Hillel Lodge’s position is that it is a Jewish institution, which runs in accordance with Jewish principles and values, and, as such, cannot sanction medical assistance in dying at the facility. The Lodge further underscores its commitment to preserving life and providing all measures of palliative care for its residents.
Hillel Lodge Executive Director Stephen Schneiderman said much thought was put into crafting the position, which is modelled on other faith-based institutions, including Jewish facilities in other jurisdictions, and Catholic long-term care facilities.

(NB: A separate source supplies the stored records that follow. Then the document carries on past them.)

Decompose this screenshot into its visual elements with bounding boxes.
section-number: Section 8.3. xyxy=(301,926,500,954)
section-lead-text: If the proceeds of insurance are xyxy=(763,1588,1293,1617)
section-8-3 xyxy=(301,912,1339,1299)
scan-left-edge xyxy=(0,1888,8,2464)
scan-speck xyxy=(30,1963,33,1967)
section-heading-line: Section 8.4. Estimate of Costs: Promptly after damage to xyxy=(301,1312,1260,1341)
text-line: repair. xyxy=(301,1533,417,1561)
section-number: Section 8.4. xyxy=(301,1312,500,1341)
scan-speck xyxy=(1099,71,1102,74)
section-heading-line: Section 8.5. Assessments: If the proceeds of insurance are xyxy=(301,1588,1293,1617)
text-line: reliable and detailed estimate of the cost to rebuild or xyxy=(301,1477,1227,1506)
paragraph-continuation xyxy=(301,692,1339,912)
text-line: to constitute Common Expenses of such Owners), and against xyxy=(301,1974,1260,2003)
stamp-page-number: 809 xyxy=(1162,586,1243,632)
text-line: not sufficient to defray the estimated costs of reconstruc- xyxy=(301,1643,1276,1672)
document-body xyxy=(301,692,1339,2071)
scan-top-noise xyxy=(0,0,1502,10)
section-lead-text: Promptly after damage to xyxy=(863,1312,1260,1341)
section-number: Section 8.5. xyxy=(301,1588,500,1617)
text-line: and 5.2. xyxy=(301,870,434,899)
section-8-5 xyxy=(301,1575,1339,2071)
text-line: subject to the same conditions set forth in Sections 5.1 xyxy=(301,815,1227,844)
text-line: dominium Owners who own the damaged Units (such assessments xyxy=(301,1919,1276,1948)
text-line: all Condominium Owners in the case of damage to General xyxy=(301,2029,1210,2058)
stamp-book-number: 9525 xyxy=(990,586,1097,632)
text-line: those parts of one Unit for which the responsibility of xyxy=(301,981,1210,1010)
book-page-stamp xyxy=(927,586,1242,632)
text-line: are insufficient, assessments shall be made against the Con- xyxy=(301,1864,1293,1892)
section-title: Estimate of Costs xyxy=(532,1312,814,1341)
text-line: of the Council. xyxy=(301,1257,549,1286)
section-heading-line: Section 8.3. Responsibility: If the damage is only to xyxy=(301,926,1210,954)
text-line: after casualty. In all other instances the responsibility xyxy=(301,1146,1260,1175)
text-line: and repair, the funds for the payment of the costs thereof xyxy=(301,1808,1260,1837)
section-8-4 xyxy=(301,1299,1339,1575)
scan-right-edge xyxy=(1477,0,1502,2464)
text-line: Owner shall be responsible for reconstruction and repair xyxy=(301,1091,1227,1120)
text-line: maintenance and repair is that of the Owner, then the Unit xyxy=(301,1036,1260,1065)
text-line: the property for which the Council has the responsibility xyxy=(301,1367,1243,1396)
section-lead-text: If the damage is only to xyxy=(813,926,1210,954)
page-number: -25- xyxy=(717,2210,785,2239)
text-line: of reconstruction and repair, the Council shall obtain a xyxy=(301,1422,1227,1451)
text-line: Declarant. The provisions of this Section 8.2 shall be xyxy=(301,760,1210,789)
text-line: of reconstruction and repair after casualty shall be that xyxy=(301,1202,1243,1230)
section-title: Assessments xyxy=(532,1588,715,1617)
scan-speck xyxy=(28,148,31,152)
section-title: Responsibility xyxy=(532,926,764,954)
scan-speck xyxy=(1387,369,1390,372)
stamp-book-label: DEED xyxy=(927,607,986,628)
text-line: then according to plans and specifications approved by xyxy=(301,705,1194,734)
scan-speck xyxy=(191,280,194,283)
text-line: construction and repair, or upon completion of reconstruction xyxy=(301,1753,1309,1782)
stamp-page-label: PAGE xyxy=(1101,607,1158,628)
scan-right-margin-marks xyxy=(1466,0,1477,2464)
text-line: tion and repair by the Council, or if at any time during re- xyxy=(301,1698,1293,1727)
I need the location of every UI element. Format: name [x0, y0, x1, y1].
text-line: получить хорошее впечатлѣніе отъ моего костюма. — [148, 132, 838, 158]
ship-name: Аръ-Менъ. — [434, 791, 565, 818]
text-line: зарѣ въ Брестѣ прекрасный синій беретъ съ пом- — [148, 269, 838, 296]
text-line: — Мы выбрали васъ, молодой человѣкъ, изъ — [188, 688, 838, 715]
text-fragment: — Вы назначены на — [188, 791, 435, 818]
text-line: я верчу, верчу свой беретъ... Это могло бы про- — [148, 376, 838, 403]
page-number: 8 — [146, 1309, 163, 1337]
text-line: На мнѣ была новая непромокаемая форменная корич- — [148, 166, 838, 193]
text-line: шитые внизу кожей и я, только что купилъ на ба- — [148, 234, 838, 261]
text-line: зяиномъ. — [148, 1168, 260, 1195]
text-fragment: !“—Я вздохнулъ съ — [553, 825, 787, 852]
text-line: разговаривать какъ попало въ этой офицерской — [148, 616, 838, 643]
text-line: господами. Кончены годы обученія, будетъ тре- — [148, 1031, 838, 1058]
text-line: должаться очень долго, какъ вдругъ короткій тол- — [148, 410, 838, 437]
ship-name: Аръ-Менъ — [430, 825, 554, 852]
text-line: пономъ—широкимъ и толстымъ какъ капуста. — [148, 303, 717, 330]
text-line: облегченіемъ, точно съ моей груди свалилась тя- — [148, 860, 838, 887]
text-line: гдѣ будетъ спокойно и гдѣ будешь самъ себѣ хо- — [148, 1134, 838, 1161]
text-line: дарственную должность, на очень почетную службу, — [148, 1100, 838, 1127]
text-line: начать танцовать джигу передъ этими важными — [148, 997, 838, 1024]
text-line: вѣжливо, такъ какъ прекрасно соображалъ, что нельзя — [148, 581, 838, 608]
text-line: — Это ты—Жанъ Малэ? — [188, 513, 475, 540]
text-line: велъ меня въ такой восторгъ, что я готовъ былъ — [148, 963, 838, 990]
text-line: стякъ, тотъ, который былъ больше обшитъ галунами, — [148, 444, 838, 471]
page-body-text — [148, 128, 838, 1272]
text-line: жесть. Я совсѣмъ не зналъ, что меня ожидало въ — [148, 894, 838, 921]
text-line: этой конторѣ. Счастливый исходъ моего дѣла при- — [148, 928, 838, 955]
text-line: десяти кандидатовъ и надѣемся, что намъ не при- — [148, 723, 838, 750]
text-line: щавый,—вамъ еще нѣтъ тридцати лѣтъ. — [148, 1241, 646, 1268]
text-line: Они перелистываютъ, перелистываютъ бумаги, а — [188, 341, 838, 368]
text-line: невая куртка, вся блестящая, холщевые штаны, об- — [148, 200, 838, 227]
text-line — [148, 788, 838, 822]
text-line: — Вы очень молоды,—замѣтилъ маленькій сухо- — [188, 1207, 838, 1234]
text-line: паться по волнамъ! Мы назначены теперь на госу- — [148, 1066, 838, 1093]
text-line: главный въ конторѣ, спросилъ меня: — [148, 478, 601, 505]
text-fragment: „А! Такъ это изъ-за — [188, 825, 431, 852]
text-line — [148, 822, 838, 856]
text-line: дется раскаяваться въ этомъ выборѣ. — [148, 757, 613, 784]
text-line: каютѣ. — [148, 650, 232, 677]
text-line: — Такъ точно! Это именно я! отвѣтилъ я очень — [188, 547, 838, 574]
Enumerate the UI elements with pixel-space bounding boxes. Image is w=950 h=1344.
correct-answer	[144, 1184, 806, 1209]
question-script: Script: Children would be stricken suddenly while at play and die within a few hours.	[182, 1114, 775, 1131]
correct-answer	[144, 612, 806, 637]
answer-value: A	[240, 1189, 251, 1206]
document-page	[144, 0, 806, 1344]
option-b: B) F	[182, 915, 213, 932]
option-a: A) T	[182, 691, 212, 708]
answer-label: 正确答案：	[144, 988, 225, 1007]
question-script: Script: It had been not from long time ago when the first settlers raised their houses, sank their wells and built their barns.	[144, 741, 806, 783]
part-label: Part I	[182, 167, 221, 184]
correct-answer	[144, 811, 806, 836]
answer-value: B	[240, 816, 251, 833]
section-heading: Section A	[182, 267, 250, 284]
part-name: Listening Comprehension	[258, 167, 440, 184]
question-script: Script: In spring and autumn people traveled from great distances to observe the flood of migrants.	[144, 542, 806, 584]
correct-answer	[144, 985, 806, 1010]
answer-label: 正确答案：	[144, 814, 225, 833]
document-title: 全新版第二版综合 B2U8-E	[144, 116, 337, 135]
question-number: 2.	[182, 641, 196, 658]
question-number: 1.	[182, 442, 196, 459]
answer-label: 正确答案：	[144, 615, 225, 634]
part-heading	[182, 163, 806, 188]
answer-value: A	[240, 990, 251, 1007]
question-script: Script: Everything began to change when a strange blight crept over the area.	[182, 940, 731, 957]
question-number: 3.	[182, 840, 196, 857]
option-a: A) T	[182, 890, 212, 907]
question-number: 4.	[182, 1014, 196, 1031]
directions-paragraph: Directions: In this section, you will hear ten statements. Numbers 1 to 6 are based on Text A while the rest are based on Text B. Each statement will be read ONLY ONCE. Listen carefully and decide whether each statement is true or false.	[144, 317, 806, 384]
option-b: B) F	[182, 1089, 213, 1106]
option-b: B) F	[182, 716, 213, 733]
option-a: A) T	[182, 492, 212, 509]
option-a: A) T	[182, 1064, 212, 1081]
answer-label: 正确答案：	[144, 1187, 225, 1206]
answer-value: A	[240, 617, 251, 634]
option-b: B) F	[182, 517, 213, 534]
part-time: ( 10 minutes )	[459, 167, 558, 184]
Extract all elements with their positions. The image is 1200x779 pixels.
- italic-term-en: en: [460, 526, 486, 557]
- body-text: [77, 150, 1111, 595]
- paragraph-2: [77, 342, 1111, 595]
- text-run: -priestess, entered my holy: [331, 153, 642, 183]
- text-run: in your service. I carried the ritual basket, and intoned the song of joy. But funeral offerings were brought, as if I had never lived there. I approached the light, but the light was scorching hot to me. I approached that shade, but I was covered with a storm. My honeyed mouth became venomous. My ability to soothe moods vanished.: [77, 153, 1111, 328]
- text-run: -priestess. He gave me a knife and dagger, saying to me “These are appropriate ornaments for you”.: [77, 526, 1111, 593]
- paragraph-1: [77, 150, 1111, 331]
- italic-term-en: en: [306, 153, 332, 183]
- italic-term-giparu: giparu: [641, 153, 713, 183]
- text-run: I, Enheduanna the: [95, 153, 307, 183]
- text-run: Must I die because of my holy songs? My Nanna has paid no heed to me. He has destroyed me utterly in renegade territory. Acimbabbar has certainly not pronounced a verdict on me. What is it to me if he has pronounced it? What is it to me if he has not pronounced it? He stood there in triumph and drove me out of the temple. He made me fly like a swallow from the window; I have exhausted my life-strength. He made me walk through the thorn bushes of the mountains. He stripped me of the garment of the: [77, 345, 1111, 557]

“We felt we needed to draft the position early in order to express our reservations and our objections with regard to compelling organizations [to engage in a practice] that may or may not fit with their religious beliefs,” said Schneiderman. “We need our residents to know this is not an option we’re prepared to offer here.”
According to Rabbi Reuven Bulka, who has long been involved in health care issues from a Jewish perspective, the Hillel Lodge position is “right on the mark” on what Judaism believes in the matter of medical assistance in dying.
“In Judaism, we view life as a gift from God. We’re not supposed to do anything that’s destructive to the life that God gave us,” he said.
“This doesn’t mean we mandate that people have to suffer. So a person can, if there’s excruciating suffering, do whatever they need to alleviate the pain. But alleviating pain is different than removing one’s life.”
Rabbi Bulka said the government needs to ensure that quality palliative care is available across the country. He believes that, with greater accessibility to palliative care, the demand for medically assisted death would be lessened greatly.
Rabbi Bulka stressed that Jewish law is very sensitive to issues of pain and suffering and said that the artificial extension of life is not required, and we must do everything we can to provide comfort to those who are in pain.
“The alleviation of pain is a mandate we all have, and so is doing everything we can to save lives, but we also have to be realistic and, when there are situations where life can’t be saved, we behave accordingly, which is not actively taking the life, but not artificially prolonging it,” he said.